Il motivo degli scontri è probabilmente il tentativo della destra moderata israeliana di espungere dal nuovo governo il leader di Likud Benjamin Netanyahu, primo ministro di Israele nel 1996-1999 e ininterrottamente al governo dal 2009. Il pericolo di una fuoriuscita dal governo del suo partito di ultradestra, ha dato inizio ad una guerra che ha visto la fine di ogni trattativa tra centristi, destra moderata e Ra’am, partito arabo che sarebbe entrato per la prima volta in una compagine di governo.

Motivi elettoralistici. E il desiderio di ogni politico poco accorto di mantenersi al potere costi quel che costi. E in questa ennesima, violenta lotta interetnica a rimetterci la vita ancora una volta ci sono civili da ambo le parti. Mentre la Palestina brucia e si irrigidiscono gli schieramenti, nella logica muscolare della guerra, in Italia come piccoli pupazzi del teatro delle marionette vanno in scena le rimostranze del potere prono all’odore del carro vincente.

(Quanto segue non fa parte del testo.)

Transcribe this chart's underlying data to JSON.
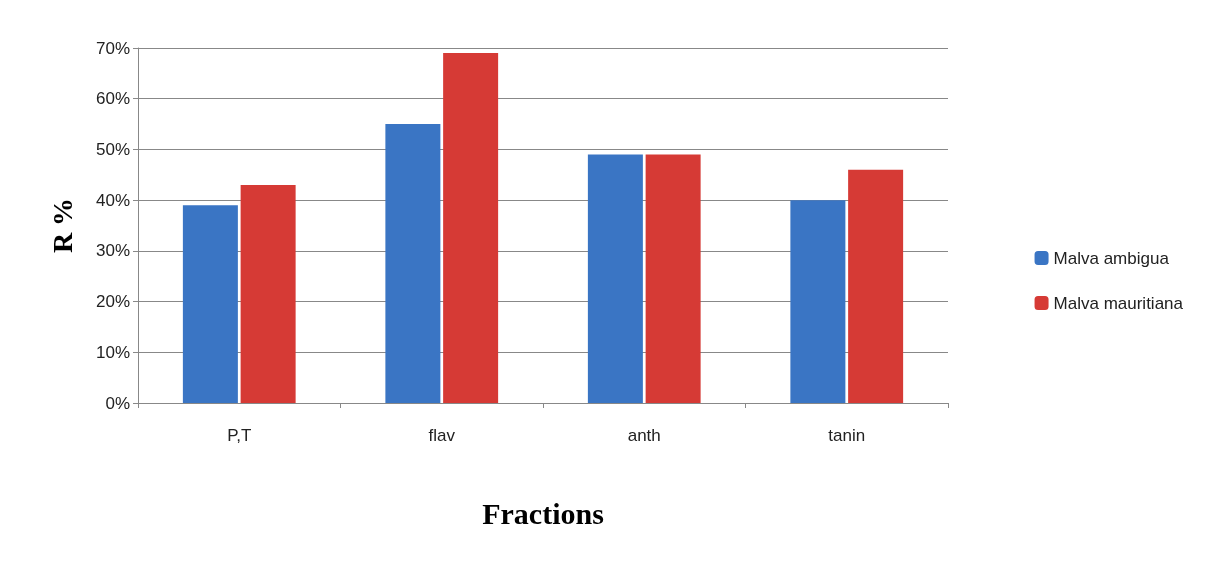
{
  "chart_data": {
    "type": "bar",
    "xlabel": "Fractions",
    "ylabel": "R %",
    "categories": [
      "P,T",
      "flav",
      "anth",
      "tanin"
    ],
    "series": [
      {
        "name": "Malva ambigua",
        "color": "#3a75c4",
        "values": [
          0.39,
          0.55,
          0.49,
          0.4
        ]
      },
      {
        "name": "Malva mauritiana",
        "color": "#d63a35",
        "values": [
          0.43,
          0.69,
          0.49,
          0.46
        ]
      }
    ],
    "ylim": [
      0,
      0.7
    ],
    "yticks": [
      {
        "value": 0,
        "label": "0%"
      },
      {
        "value": 0.1,
        "label": "10%"
      },
      {
        "value": 0.2,
        "label": "20%"
      },
      {
        "value": 0.3,
        "label": "30%"
      },
      {
        "value": 0.4,
        "label": "40%"
      },
      {
        "value": 0.5,
        "label": "50%"
      },
      {
        "value": 0.6,
        "label": "60%"
      },
      {
        "value": 0.7,
        "label": "70%"
      }
    ],
    "grid": "y",
    "legend": "right"
  }
}
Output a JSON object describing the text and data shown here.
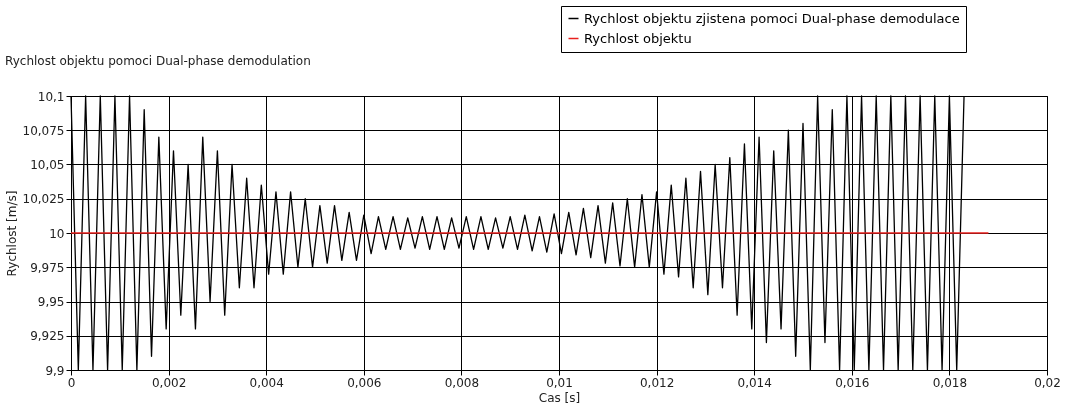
{
  "chart_data": {
    "type": "line",
    "title": "Rychlost objektu pomoci Dual-phase demodulation",
    "xlabel": "Cas [s]",
    "ylabel": "Rychlost [m/s]",
    "xlim": [
      0,
      0.02
    ],
    "ylim": [
      9.9,
      10.1
    ],
    "xticks": [
      0,
      {
        "value": 0.002,
        "label": "0,002"
      },
      {
        "value": 0.004,
        "label": "0,004"
      },
      {
        "value": 0.006,
        "label": "0,006"
      },
      {
        "value": 0.008,
        "label": "0,008"
      },
      {
        "value": 0.01,
        "label": "0,01"
      },
      {
        "value": 0.012,
        "label": "0,012"
      },
      {
        "value": 0.014,
        "label": "0,014"
      },
      {
        "value": 0.016,
        "label": "0,016"
      },
      {
        "value": 0.018,
        "label": "0,018"
      },
      {
        "value": 0.02,
        "label": "0,02"
      }
    ],
    "yticks": [
      {
        "value": 9.9,
        "label": "9,9"
      },
      {
        "value": 9.925,
        "label": "9,925"
      },
      {
        "value": 9.95,
        "label": "9,95"
      },
      {
        "value": 9.975,
        "label": "9,975"
      },
      10,
      {
        "value": 10.025,
        "label": "10,025"
      },
      {
        "value": 10.05,
        "label": "10,05"
      },
      {
        "value": 10.075,
        "label": "10,075"
      },
      {
        "value": 10.1,
        "label": "10,1"
      }
    ],
    "grid": true,
    "legend": "top right",
    "line_style": "solid",
    "marker": "none",
    "series": [
      {
        "name": "Rychlost objektu zjistena pomoci Dual-phase demodulace",
        "color": "#000000",
        "x": [
          0,
          0.00015,
          0.0003,
          0.00045,
          0.0006,
          0.00075,
          0.0009,
          0.00105,
          0.0012,
          0.00135,
          0.0015,
          0.00165,
          0.0018,
          0.00195,
          0.0021,
          0.00225,
          0.0024,
          0.00255,
          0.0027,
          0.00285,
          0.003,
          0.00315,
          0.0033,
          0.00345,
          0.0036,
          0.00375,
          0.0039,
          0.00405,
          0.0042,
          0.00435,
          0.0045,
          0.00465,
          0.0048,
          0.00495,
          0.0051,
          0.00525,
          0.0054,
          0.00555,
          0.0057,
          0.00585,
          0.006,
          0.00615,
          0.0063,
          0.00645,
          0.0066,
          0.00675,
          0.0069,
          0.00705,
          0.0072,
          0.00735,
          0.0075,
          0.00765,
          0.0078,
          0.00795,
          0.0081,
          0.00825,
          0.0084,
          0.00855,
          0.0087,
          0.00885,
          0.009,
          0.00915,
          0.0093,
          0.00945,
          0.0096,
          0.00975,
          0.0099,
          0.01005,
          0.0102,
          0.01035,
          0.0105,
          0.01065,
          0.0108,
          0.01095,
          0.0111,
          0.01125,
          0.0114,
          0.01155,
          0.0117,
          0.01185,
          0.012,
          0.01215,
          0.0123,
          0.01245,
          0.0126,
          0.01275,
          0.0129,
          0.01305,
          0.0132,
          0.01335,
          0.0135,
          0.01365,
          0.0138,
          0.01395,
          0.0141,
          0.01425,
          0.0144,
          0.01455,
          0.0147,
          0.01485,
          0.015,
          0.01515,
          0.0153,
          0.01545,
          0.0156,
          0.01575,
          0.0159,
          0.01605,
          0.0162,
          0.01635,
          0.0165,
          0.01665,
          0.0168,
          0.01695,
          0.0171,
          0.01725,
          0.0174,
          0.01755,
          0.0177,
          0.01785,
          0.018,
          0.01815,
          0.0183
        ],
        "values": [
          10.1,
          9.9,
          10.1,
          9.9,
          10.1,
          9.9,
          10.1,
          9.9,
          10.1,
          9.9,
          10.09,
          9.91,
          10.07,
          9.93,
          10.06,
          9.94,
          10.05,
          9.93,
          10.07,
          9.95,
          10.06,
          9.94,
          10.05,
          9.96,
          10.04,
          9.96,
          10.035,
          9.97,
          10.03,
          9.97,
          10.03,
          9.975,
          10.025,
          9.975,
          10.02,
          9.978,
          10.02,
          9.98,
          10.015,
          9.98,
          10.013,
          9.985,
          10.012,
          9.988,
          10.012,
          9.988,
          10.011,
          9.989,
          10.012,
          9.988,
          10.012,
          9.988,
          10.011,
          9.989,
          10.012,
          9.988,
          10.012,
          9.988,
          10.011,
          9.989,
          10.012,
          9.988,
          10.013,
          9.987,
          10.012,
          9.986,
          10.014,
          9.985,
          10.015,
          9.984,
          10.018,
          9.982,
          10.02,
          9.978,
          10.022,
          9.976,
          10.025,
          9.975,
          10.028,
          9.975,
          10.03,
          9.97,
          10.035,
          9.968,
          10.04,
          9.96,
          10.045,
          9.955,
          10.05,
          9.96,
          10.055,
          9.94,
          10.065,
          9.93,
          10.07,
          9.92,
          10.06,
          9.93,
          10.075,
          9.91,
          10.08,
          9.9,
          10.1,
          9.92,
          10.09,
          9.9,
          10.1,
          9.9,
          10.1,
          9.9,
          10.1,
          9.9,
          10.1,
          9.9,
          10.1,
          9.9,
          10.1,
          9.9,
          10.1,
          9.9,
          10.1,
          9.9,
          10.1
        ]
      },
      {
        "name": "Rychlost objektu",
        "color": "#e8201e",
        "x": [
          0,
          0.0188
        ],
        "values": [
          10,
          10
        ]
      }
    ]
  }
}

Il Partito Democratico ha scelto una volta di più di rappresentare i giochi di palazzo e le strategie mirate al consenso rapido, sulla via segnata ormai da anni dalle rivendicazioni politiche della Lega Nord e di Fratelli d’Italia. Con Emanuele Fiano, responsabile della politica estera del Partito Democratico che in un post su Facebook accusa come artefici del conflitto Hamas, Jihad (che non è una persona, ma un concetto religioso-politico dell’Islam), Iran ed Hizb Allah come fossero oscuri personaggi che tramano nell’ombra in un conflitto dove ogni generalizzazione è foriera di errori e grossolane cadute.

Mentre la sorte dei palestinesi legittimi abitanti dello stato di Palestina è abbandonata definitivamente dalle forze progressiste italiane, sacrificata all’altare del consenso e delle comode uscite pubbliche.

Le stesse comode uscite pubbliche che fa ormai stabilmente il premier Mario Draghi, l’ultima quella di ieri, dove in Aula ha affermato che il Governo italiano non lascerà mai nessuna vita in balia delle onde nel Mediterraneo, nonostante lo stesso premier avesse poche settimane fa elogiato il lavoro fatto in Libia nei confronti del controllo delle coste dalla guardia costiera libica che ormai sotto la luce del sole, spara e lascia affondare i barchini stracolmi di migranti che tentano di fuggire dai lager situati proprio in Libia.

E’ un valzer grottesco, con un’Italia alle prese con una pandemia durissima, dove i principali partiti si aggirano come sciacalli, danzando su temi delicati cercando solo di ottenerne profitto e una volta che la musica si spegne e il sipario cala, tutto tace mentre la Palestina brucia.